Я стояла, раскрывши рот. Эсфирь опять напоминала мне краснодарскую Галиновну, хотя я была уверена, что между ними кроме способа прикуривать ничего общего нет и быть не может.
Однако точно так же Галиновна гнала по коридору больничную няньку, поймав ее в приемном на воровстве мандарин из детской передачи, и так же поливала громовым монологом, где единственно цензурной и самой мягкой была фраза: «Сука подзаборная, мы таких на фронте, как вшей, давили».
А потом бушевала в кабинете завотделением, тоже ничуть не стесняясь разнообразно выражаться. Сквозь дверь было слышно, как она орала на заведующую:
— Развели здесь бардак! Сами порядка не наведете, позвоню Лёньке, он наведет, — дальше долго шло про мать.
Лёнькой у нее звался Леонид Ильич Брежнев, который ей доводился племянником.
Только это были пустые угрозы. Брежнева не боялись. О нем и слышно-то особо не было. И кто его знает, стал бы он разбираться с бардаком в одном отделении районной больнички. Боялись больше саму Галиновну, от нее можно было ожидать чего угодно. У няньки, стащившей мандарины, быстро наливаясь цветом, красовался под глазом синяк, и при одном виде Галиновны ее начинало трясти.
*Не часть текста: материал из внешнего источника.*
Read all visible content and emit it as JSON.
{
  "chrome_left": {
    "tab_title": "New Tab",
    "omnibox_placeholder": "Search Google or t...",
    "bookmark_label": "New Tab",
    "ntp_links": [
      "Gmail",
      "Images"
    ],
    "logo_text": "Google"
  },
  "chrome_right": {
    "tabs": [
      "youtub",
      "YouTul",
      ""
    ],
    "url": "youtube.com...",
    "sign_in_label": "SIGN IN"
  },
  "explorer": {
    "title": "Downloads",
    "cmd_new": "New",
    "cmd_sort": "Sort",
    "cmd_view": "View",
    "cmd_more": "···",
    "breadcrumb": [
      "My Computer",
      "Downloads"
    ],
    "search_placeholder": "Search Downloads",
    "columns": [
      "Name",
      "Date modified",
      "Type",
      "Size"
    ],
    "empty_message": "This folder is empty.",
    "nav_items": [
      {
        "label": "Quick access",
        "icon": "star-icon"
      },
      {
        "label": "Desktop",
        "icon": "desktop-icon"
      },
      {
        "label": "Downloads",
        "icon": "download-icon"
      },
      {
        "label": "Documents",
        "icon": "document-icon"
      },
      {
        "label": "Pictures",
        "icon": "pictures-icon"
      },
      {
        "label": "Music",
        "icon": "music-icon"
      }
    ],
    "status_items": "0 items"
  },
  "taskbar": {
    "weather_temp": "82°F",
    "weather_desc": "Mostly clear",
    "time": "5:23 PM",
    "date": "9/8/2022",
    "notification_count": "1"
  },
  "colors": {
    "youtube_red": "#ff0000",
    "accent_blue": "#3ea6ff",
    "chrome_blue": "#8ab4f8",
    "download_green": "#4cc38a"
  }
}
Но то была Галиновна, прошедшая всю войну и, как помнится из ее невнятных реплик, даже не медсестрой, а то ли снайпером, то ли разведчицей.
На 23 февраля она позвала меня зайти выпить рюмочку за бойцов. Когда после обеда малыш уснул, я на минутку забежала к ней. Она сидела у тумбочки, накрытой газетой «Советская Кубань», на которой лежал черный хлеб, сало, стояли два граненых стакана и початая бутылка водки. На Галиновне поверх халата был накинут серый габардиновый пиджак с ватными плечами. На нем, на правой стороне груди, было три нашивки: две красных за легкие ранения и одна желтая — за тяжелое или контузию. А ниже них пиджак сплошь был увешан медалями. Столько медалей я никогда не видела у бывших фронтовых медсестер. И была она непривычно тиха.
— Ну, не чокаясь, — сказала она, плеснув в стаканы.
Мы тихо выпили, и я побежала обратно, а она осталась сидеть у тумбочки, думая о чем-то своем.
Но, я повторюсь, то Галиновна — крепкая бой-баба и в шестьдесят с лишком, а не бледная немочь Перельман. И все-таки что-то общее у них было.